7. Il appartient à la cour, saisie de l'ensemble du litige par l'effet dévolutif de l'appel, d'examiner les autres moyens soulevés par M. A... devant le tribunal administratif de Nantes.
8. En premier lieu, l'article L. 211-2 du code des relations entre le public et l'administration dispose : " Les personnes physiques ou morales ont le droit d'être informées sans délai des motifs des décisions administratives individuelles défavorables qui les concernent. A cet effet, doivent être motivées les décisions qui : / (...) 7° Refusent une autorisation (...) ; / 8° Rejettent un recours administratif dont la présentation est obligatoire préalablement à tout recours contentieux en application d'une disposition législative ou réglementaire ". Aux termes de l'article L. 211-5 du même code : " La motivation exigée par le présent chapitre doit être écrite et comporter l'énoncé des considérations de droit et de fait qui constituent le fondement de la décision ". Aux termes de l'article D. 312-3 du code de l'entrée et du séjour des étrangers et du droit d'asile, dans sa rédaction en vigueur à la date de la décision contestée : " Une commission placée auprès du ministre des affaires étrangères et du ministre chargé de l'immigration est chargée d'examiner les recours contre les décisions de refus de visa d'entrée en France prises par les autorités diplomatiques ou consulaires. La saisine de cette commission est un préalable obligatoire à l'exercice d'un recours contentieux, à peine d'irrecevabilité de ce dernier. ". Les décisions des autorités consulaires portant refus d'une demande de visa doivent être motivées en vertu des dispositions de l'article L. 211-2 du code des relations entre le public et l'administration. Il en va de même pour les décisions de rejet des recours administratifs préalables obligatoires formés contre ces décisions.

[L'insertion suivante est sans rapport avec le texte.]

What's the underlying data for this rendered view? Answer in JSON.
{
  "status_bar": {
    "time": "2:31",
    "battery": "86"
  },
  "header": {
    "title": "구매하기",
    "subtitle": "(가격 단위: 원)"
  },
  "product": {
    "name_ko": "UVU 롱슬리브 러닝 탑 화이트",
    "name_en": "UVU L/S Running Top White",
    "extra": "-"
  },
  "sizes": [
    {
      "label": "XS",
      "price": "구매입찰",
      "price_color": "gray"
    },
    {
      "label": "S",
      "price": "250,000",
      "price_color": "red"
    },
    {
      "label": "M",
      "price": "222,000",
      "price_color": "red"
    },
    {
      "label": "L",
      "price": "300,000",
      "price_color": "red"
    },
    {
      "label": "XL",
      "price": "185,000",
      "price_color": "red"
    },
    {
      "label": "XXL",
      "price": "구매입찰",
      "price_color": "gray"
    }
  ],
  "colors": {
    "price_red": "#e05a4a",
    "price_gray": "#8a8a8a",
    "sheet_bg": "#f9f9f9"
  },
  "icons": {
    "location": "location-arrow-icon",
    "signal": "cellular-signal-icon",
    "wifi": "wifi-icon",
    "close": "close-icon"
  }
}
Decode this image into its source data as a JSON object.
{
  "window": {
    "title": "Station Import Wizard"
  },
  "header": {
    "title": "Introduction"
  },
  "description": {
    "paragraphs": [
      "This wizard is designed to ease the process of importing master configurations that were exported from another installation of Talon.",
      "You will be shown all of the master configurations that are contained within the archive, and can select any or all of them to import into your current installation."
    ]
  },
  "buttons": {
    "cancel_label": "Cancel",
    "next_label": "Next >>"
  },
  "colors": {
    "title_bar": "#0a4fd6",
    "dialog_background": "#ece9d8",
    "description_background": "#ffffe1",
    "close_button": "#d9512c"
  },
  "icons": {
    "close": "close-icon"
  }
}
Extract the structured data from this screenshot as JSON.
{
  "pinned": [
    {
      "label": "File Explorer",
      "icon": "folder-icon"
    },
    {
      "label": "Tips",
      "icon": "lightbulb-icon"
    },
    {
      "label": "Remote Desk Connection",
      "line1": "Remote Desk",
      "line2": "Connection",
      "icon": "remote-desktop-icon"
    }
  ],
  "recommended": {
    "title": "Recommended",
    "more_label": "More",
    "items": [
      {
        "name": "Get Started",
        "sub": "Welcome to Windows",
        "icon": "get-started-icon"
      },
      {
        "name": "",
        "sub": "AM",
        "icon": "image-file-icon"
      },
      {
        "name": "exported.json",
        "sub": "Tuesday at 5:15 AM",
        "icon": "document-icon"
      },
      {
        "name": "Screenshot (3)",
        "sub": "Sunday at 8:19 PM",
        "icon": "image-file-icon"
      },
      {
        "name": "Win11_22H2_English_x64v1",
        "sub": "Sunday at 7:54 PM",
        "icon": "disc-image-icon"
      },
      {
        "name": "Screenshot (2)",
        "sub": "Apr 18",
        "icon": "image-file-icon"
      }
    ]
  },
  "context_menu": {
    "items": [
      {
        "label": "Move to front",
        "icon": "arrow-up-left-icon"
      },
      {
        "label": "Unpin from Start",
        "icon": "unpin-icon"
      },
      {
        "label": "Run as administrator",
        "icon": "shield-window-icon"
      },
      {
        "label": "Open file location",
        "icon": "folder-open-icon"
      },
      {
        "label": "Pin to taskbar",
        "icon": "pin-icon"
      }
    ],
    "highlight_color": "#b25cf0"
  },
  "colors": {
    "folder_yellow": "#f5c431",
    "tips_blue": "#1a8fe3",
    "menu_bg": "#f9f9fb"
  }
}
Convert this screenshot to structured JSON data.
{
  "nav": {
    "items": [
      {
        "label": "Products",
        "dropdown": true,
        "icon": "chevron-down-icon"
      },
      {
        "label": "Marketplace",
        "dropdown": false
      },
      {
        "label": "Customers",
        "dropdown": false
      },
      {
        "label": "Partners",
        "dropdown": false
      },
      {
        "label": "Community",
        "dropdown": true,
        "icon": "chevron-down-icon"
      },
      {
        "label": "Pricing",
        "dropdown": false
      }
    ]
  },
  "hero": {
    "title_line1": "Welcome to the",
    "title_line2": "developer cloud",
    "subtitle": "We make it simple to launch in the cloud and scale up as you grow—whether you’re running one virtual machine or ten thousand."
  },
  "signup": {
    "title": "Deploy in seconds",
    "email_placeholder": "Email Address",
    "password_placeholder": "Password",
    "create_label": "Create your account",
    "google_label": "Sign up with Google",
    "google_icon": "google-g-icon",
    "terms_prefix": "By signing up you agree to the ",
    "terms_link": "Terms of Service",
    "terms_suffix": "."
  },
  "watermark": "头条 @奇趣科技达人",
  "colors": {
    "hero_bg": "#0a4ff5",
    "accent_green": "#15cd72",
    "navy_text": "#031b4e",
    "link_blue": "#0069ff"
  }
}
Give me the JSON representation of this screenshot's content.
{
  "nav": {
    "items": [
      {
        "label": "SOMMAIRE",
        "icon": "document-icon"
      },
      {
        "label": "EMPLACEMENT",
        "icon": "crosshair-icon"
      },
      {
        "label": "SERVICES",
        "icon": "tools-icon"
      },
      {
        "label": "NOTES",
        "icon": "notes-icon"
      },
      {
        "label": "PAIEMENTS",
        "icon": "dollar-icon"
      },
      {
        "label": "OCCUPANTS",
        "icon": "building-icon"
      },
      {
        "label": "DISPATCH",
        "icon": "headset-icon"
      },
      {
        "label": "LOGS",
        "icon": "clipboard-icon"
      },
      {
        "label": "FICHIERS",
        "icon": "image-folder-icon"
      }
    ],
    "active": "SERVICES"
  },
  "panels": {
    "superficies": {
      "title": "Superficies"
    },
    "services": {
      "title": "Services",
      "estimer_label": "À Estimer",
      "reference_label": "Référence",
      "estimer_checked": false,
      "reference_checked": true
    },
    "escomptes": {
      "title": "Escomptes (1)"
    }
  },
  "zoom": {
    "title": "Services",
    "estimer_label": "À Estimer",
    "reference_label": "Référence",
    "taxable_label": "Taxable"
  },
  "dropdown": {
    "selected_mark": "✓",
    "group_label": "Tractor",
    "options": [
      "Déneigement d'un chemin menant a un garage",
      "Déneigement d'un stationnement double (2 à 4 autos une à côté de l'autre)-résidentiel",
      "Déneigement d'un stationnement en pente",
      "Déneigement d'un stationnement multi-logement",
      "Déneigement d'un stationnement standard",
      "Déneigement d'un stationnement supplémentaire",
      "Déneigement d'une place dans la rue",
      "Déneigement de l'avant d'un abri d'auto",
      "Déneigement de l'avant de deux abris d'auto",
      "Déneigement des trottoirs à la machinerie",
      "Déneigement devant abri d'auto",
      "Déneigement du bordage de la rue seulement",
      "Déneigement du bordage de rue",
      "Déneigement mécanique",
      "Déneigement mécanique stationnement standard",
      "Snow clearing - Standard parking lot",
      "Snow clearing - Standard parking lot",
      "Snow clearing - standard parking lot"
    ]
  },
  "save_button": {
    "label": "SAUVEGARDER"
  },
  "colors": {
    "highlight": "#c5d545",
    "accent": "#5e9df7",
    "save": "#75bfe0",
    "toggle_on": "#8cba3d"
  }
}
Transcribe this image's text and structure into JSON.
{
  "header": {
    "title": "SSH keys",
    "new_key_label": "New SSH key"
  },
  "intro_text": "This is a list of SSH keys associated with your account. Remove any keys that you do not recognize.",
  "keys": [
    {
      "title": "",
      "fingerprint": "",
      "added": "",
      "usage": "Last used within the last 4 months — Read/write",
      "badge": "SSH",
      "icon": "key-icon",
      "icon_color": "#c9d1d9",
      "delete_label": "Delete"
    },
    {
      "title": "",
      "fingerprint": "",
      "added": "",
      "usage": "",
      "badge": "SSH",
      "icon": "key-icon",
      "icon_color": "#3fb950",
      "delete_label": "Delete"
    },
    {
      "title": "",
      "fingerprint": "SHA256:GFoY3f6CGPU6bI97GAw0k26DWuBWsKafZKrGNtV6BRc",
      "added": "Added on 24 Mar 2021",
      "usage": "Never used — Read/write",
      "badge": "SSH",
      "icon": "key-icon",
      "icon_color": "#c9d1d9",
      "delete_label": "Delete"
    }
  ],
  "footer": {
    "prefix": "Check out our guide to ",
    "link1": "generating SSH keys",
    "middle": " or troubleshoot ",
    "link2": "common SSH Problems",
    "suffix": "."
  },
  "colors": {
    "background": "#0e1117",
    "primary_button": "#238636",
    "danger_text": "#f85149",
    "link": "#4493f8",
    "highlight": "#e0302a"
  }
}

9. Lorsque, dans le cadre de la procédure de recours administratif préalable obligatoire applicable aux refus de visa, le demandeur a été averti au préalable de ce que la décision implicite par laquelle la commission de recours rejetterait, le cas échéant, sa demande s'approprierait les motifs de la décision de l'autorité consulaire, l'intéressé peut utilement faire valoir devant le juge que cette décision consulaire est insuffisamment motivée, sans qu'une demande de communication de motifs ait été faite préalablement.
10. M. A... a été informé, ainsi qu'il a été dit au point 5 ci-dessus, de ce que la décision de la commission de recours contre les refus de visa d'entrée en France contestée devait être regardée comme s'appropriant le motif de la décision du 6 avril 2022 de refus de visa de l'autorité consulaire française à Alger, tiré de ce que la demande de visa a été présentée par l'intéressé à des fins étrangères à l'objet du visa sollicité en qualité de conjoint d'un ressortissant français et revêt ainsi un caractère frauduleux. Cette motivation a mis à même l'intéressé d'identifier les motifs fondant la décision contestée et de les discuter utilement devant le juge administratif. Le moyen tiré de ce que cette décision serait insuffisamment motivée doit dès lors être écarté.
11. En deuxième lieu, il ne ressort pas des pièces du dossier que l'autorité administrative n'aurait pas procédé à un examen de la situation particulière de M. A....
12. En troisième lieu, aux termes de l'article 8 de la convention de sauvegarde des droits de l'homme et des libertés fondamentales : " Toute personne a droit au respect de sa vie privée et familiale, de son domicile et de sa correspondance (...) ". Eu égard à ce qui a été dit au point 6 ci-dessus, M. A..., dont le mariage avec une ressortissante française revêt un caractère frauduleux, n'est pas fondé à se prévaloir de ce lien matrimonial pour soutenir que la décision contestée aurait porté une atteinte excessive à son droit au respect de sa vie privée et familiale. Le moyen tiré de la méconnaissance de ces stipulations doit dès lors être écarté.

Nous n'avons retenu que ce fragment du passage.